Urgent need for action

The main contributors to the total intake of these fatty acids are margarine and shortening. We can also find them in foods such as fast food, manufactured cakes, and cookies. Deep-fried, baked goods (also from the bakery) and industrially produced foods such as ready-made pizzas, snacks, or even soft ice cream and cheap chocolate generally have a high proportion of trans fatty acids (TFA).

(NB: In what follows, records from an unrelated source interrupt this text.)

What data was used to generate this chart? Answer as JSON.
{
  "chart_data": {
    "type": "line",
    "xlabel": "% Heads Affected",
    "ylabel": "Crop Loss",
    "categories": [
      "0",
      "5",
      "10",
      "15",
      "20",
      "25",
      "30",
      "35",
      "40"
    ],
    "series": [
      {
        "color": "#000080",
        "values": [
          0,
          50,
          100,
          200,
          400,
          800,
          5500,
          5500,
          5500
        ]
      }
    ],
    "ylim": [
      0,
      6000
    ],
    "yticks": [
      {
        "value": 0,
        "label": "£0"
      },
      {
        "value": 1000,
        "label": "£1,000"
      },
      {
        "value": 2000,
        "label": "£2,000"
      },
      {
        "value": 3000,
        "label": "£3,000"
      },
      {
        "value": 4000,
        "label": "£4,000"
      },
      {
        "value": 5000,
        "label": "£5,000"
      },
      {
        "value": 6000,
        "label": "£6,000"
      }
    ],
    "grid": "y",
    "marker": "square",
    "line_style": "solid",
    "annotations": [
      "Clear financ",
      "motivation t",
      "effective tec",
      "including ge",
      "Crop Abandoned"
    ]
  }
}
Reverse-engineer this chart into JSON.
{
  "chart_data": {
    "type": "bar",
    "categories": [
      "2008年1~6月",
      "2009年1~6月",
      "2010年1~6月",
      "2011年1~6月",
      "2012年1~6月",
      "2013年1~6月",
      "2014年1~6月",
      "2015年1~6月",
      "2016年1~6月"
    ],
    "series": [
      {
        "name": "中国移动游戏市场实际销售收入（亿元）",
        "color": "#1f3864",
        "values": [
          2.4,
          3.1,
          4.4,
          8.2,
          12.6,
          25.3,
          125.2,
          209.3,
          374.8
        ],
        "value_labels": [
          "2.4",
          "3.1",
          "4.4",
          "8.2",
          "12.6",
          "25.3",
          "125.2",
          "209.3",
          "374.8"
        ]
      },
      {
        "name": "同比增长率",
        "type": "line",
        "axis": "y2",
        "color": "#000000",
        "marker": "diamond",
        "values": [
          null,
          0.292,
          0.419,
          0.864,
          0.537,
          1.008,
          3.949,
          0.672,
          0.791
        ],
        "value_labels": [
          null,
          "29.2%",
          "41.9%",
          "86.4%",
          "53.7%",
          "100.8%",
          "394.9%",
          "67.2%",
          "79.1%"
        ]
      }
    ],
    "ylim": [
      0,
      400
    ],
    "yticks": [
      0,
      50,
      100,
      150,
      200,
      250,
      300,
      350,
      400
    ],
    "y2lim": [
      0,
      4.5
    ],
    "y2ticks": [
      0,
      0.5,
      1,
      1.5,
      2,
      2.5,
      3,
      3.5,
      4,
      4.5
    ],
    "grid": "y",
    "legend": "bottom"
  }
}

While the USA is already planning a general ban on trans fatty acids (TFA), there are statutory upper limits in Denmark, and official upper limit recommendations for TFA in Switzerland, the dangers posed by trans fatty acids are largely unknown to us and are only being recognized by a few companies in implemented in production. The addition “vegetable fats (partially hardened)” does indicate that some products refer to trans fatty acids, but there is no general obligation to declare (as currently discussed in the USA). However, a declaration requirement alone would not help, as the consumer would be overwhelmed in their application.

It would make sense to avoid trans-fatty acids in general and switch to healthy. Unsaturated fatty acids, as the international market leader in baked soup garnishes – The Austrian company LAND-LEBEN example – has done. All products manufactured by LAND-LEBEN are free of trans fatty acids – in fact, only unhardened palm fat has always been used in production.